In Colorado, the spotlight has landed squarely on Hickenlooper’s holdings. As Westword reported, disclosure filings show his trust purchased shares in Eaton and Uber, companies that intersect with the jurisdictions of committees he serves on. Hickenlooper’s office says those assets sit in a blind trust structure and that the senator only finds out about trades when they appear in mandatory disclosure reports, consistent with public materials on his official website. Sen. Hickenlooper’s office lists his current committee assignments and related public statements.
What the filings show
A review of the Senate’s electronic disclosure system, along with recent coverage, indicates the Uber purchase was executed in mid-January and reported in early February. In an interview with NOTUS, Hickenlooper said he did not personally direct the January 14 buy, which the outlet reported was valued between $100,001 and $250,000.
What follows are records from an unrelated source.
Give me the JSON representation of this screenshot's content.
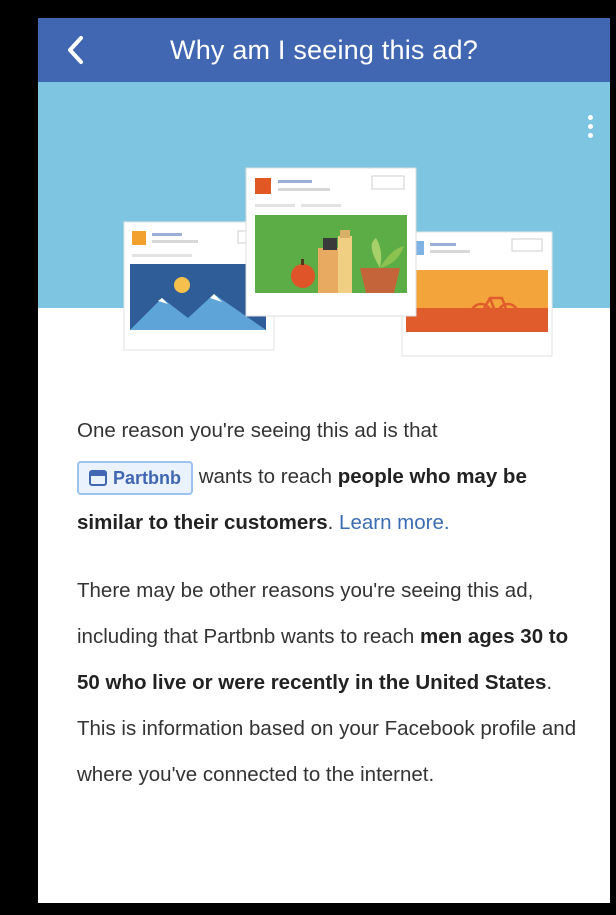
{
  "header": {
    "title": "Why am I seeing this ad?",
    "back_icon": "chevron-left-icon",
    "background": "#4267b2"
  },
  "hero": {
    "background": "#7ec5e2",
    "menu_icon": "more-vertical-icon"
  },
  "reason1": {
    "text_before": "One reason you're seeing this ad is that",
    "advertiser_chip": "Partbnb",
    "advertiser_icon": "storefront-icon",
    "text_middle": "wants to reach",
    "bold": "people who may be similar to their customers",
    "text_after": ".",
    "learn_more": "Learn more."
  },
  "reason2": {
    "text_before": "There may be other reasons you're seeing this ad, including that Partbnb wants to reach",
    "bold": "men ages 30 to 50 who live or were recently in the United States",
    "text_after": ". This is information based on your Facebook profile and where you've connected to the internet."
  }
}
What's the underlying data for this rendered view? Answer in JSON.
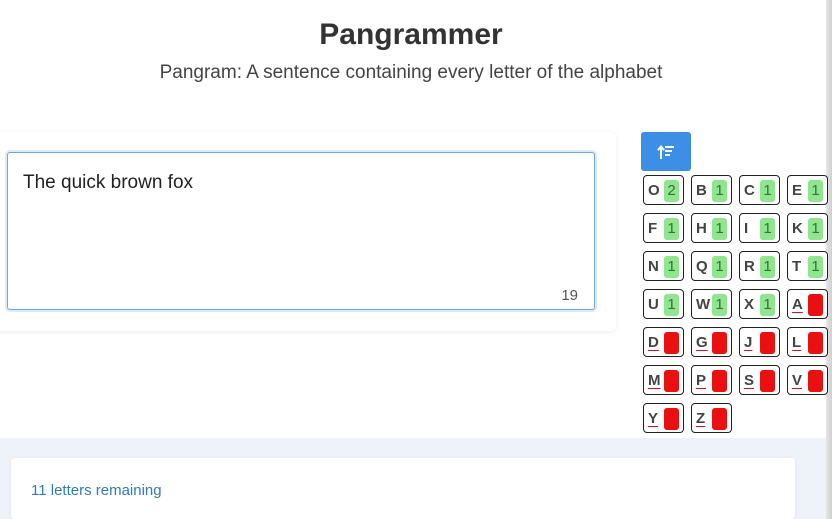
{
  "header": {
    "title": "Pangrammer",
    "subtitle": "Pangram: A sentence containing every letter of the alphabet"
  },
  "editor": {
    "text": "The quick brown fox",
    "char_count": "19"
  },
  "sort_button": {
    "icon": "sort-ascending-icon"
  },
  "letters": [
    {
      "letter": "O",
      "count": "2",
      "present": true
    },
    {
      "letter": "B",
      "count": "1",
      "present": true
    },
    {
      "letter": "C",
      "count": "1",
      "present": true
    },
    {
      "letter": "E",
      "count": "1",
      "present": true
    },
    {
      "letter": "F",
      "count": "1",
      "present": true
    },
    {
      "letter": "H",
      "count": "1",
      "present": true
    },
    {
      "letter": "I",
      "count": "1",
      "present": true
    },
    {
      "letter": "K",
      "count": "1",
      "present": true
    },
    {
      "letter": "N",
      "count": "1",
      "present": true
    },
    {
      "letter": "Q",
      "count": "1",
      "present": true
    },
    {
      "letter": "R",
      "count": "1",
      "present": true
    },
    {
      "letter": "T",
      "count": "1",
      "present": true
    },
    {
      "letter": "U",
      "count": "1",
      "present": true
    },
    {
      "letter": "W",
      "count": "1",
      "present": true
    },
    {
      "letter": "X",
      "count": "1",
      "present": true
    },
    {
      "letter": "A",
      "count": "0",
      "present": false
    },
    {
      "letter": "D",
      "count": "0",
      "present": false
    },
    {
      "letter": "G",
      "count": "0",
      "present": false
    },
    {
      "letter": "J",
      "count": "0",
      "present": false
    },
    {
      "letter": "L",
      "count": "0",
      "present": false
    },
    {
      "letter": "M",
      "count": "0",
      "present": false
    },
    {
      "letter": "P",
      "count": "0",
      "present": false
    },
    {
      "letter": "S",
      "count": "0",
      "present": false
    },
    {
      "letter": "V",
      "count": "0",
      "present": false
    },
    {
      "letter": "Y",
      "count": "0",
      "present": false
    },
    {
      "letter": "Z",
      "count": "0",
      "present": false
    }
  ],
  "status": {
    "text": "11 letters remaining"
  },
  "colors": {
    "accent": "#3d8fe6",
    "present": "#8fe68f",
    "missing": "#e81010",
    "status_text": "#2f7bbf"
  }
}
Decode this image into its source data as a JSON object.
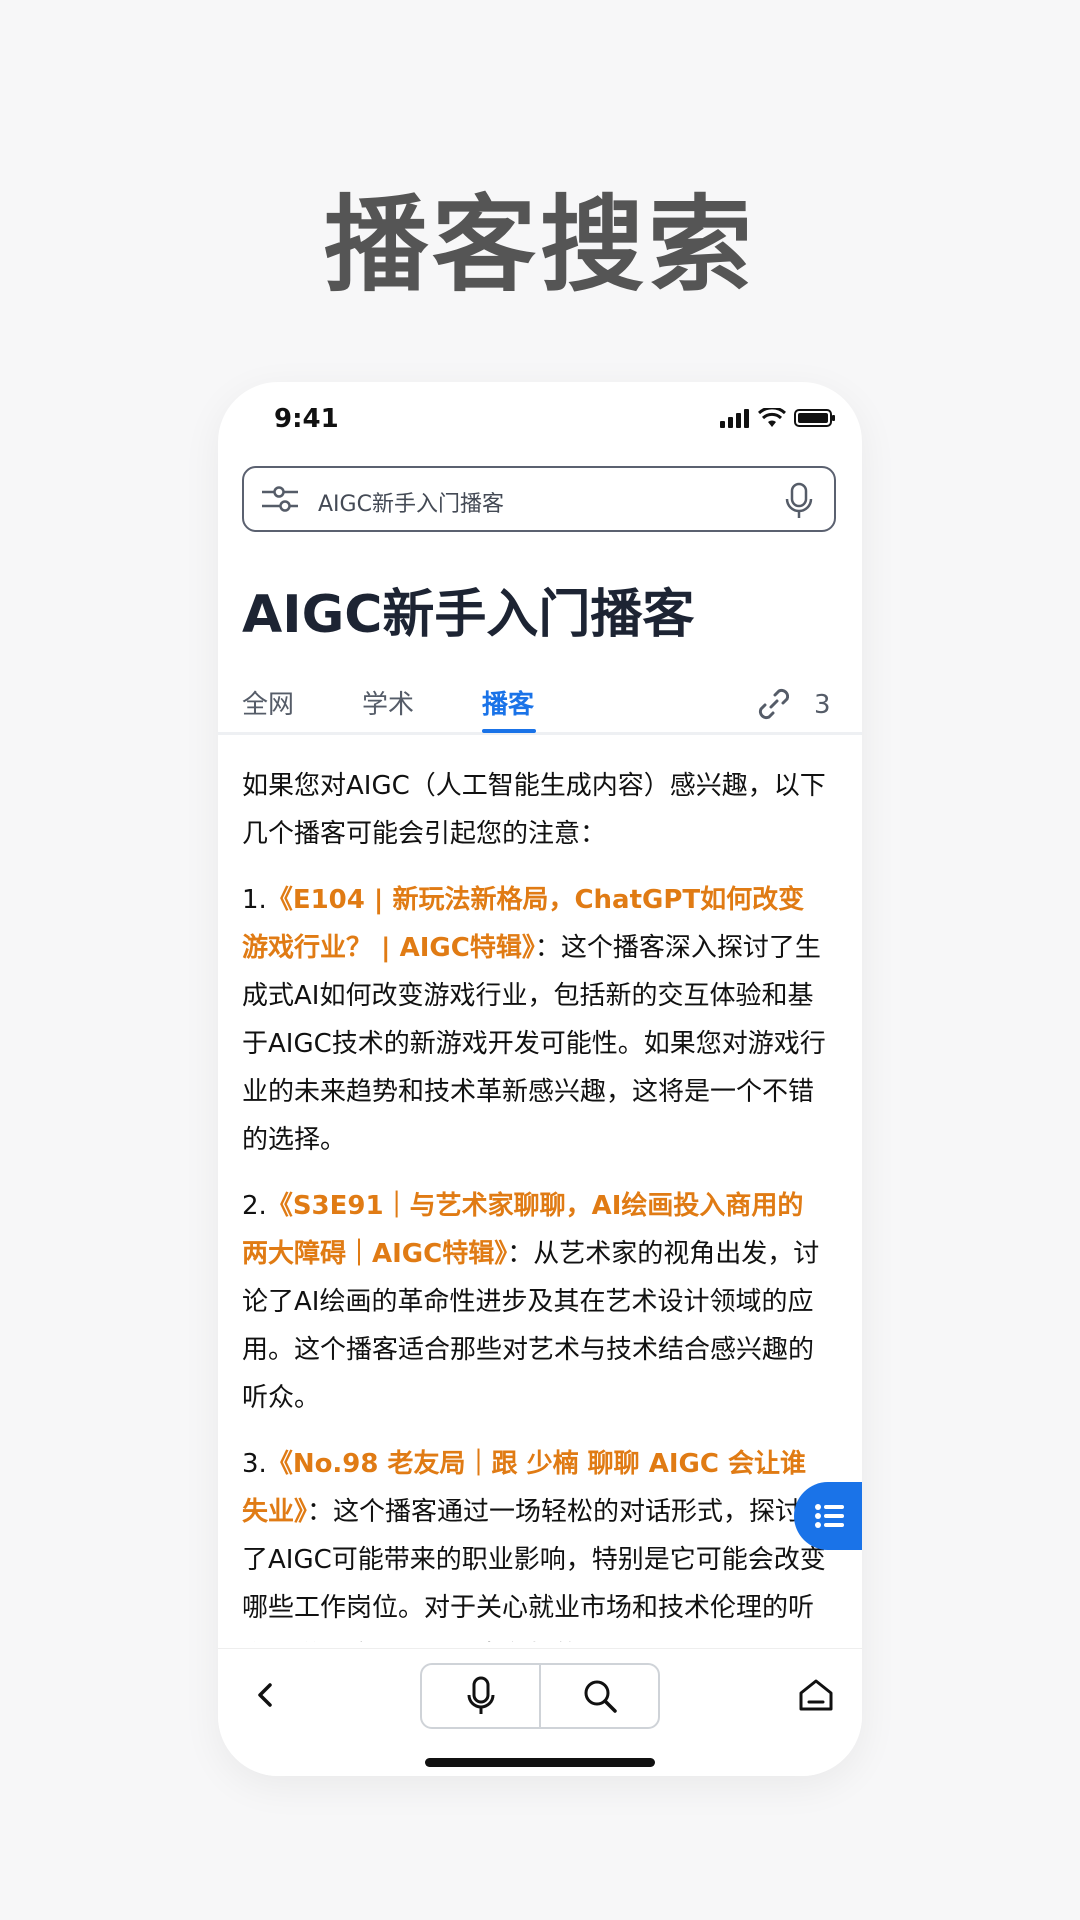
{
  "hero": {
    "title": "播客搜索"
  },
  "status": {
    "time": "9:41"
  },
  "search": {
    "query": "AIGC新手入门播客"
  },
  "page": {
    "title": "AIGC新手入门播客"
  },
  "tabs": [
    {
      "label": "全网"
    },
    {
      "label": "学术"
    },
    {
      "label": "播客",
      "active": true
    }
  ],
  "links": {
    "count": "3"
  },
  "answer": {
    "intro": "如果您对AIGC（人工智能生成内容）感兴趣，以下几个播客可能会引起您的注意：",
    "items": [
      {
        "num": "1.",
        "title": "《E104 | 新玩法新格局，ChatGPT如何改变游戏行业？ | AIGC特辑》",
        "desc": "：这个播客深入探讨了生成式AI如何改变游戏行业，包括新的交互体验和基于AIGC技术的新游戏开发可能性。如果您对游戏行业的未来趋势和技术革新感兴趣，这将是一个不错的选择。"
      },
      {
        "num": "2.",
        "title": "《S3E91｜与艺术家聊聊，AI绘画投入商用的两大障碍｜AIGC特辑》",
        "desc": "：从艺术家的视角出发，讨论了AI绘画的革命性进步及其在艺术设计领域的应用。这个播客适合那些对艺术与技术结合感兴趣的听众。"
      },
      {
        "num": "3.",
        "title": "《No.98 老友局｜跟 少楠 聊聊 AIGC 会让谁失业》",
        "desc": "：这个播客通过一场轻松的对话形式，探讨了AIGC可能带来的职业影响，特别是它可能会改变哪些工作岗位。对于关心就业市场和技术伦理的听众来说，这是一个非常有趣的节目。"
      }
    ]
  },
  "colors": {
    "accent": "#1a73e8",
    "highlight": "#e07b14"
  }
}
Blind trusts aren't a silver bullet
On paper, qualified blind trusts are supposed to solve problems like this. The Senate Select Committee on Ethics recognizes them as a formal tool to wall off lawmakers from their assets, but only if strict rules are followed. The committee’s guidance explains that trustees must be truly independent and that specific notices and certifications must be filed with the ethics office. Local reporting has noted that the trusts used by Hickenlooper and some of his colleagues are not listed as "qualified blind trusts," a gap that ethics advocates say weakens the supposed firewall between a senator’s votes and their investments.
Where reform stands
Several proposals in Congress aim to tighten that firewall dramatically. Sens. Mark Kelly and Jon Ossoff have reintroduced the Ban Congressional Stock Trading Act, which would force lawmakers and their immediate families to either sell off covered assets or place them in a qualified blind trust, according to Congress.gov. Over in the House, the Restore Trust in Congress Act (H.R.5106) takes a similar route, with parallel restrictions on ownership and tougher reporting rules for members.
Hickenlooper's response
Hickenlooper told NOTUS that he first learned of the Uber purchase only when the transaction showed up in his disclosure filings. He added that he “has been trying to get someone to tell me what it means to be congressionally approved.” The senator said he is open to shifting into whatever arrangement the ethics office deems necessary to avoid conflicts, and his spokesperson has reiterated that he does not make day-to-day calls about which stocks the trust buys or sells.
What to watch
For Colorado readers, the episode is a case study in how dry-sounding financial filings can collide with real committee power and the politics of public trust. With reform bills moving in both chambers and media interest in member trading showing no signs of fading, lawmakers who lean on private trusts are under growing pressure to prove those setups genuinely insulate them from conflicts of interest and do not simply blur the ownership lines.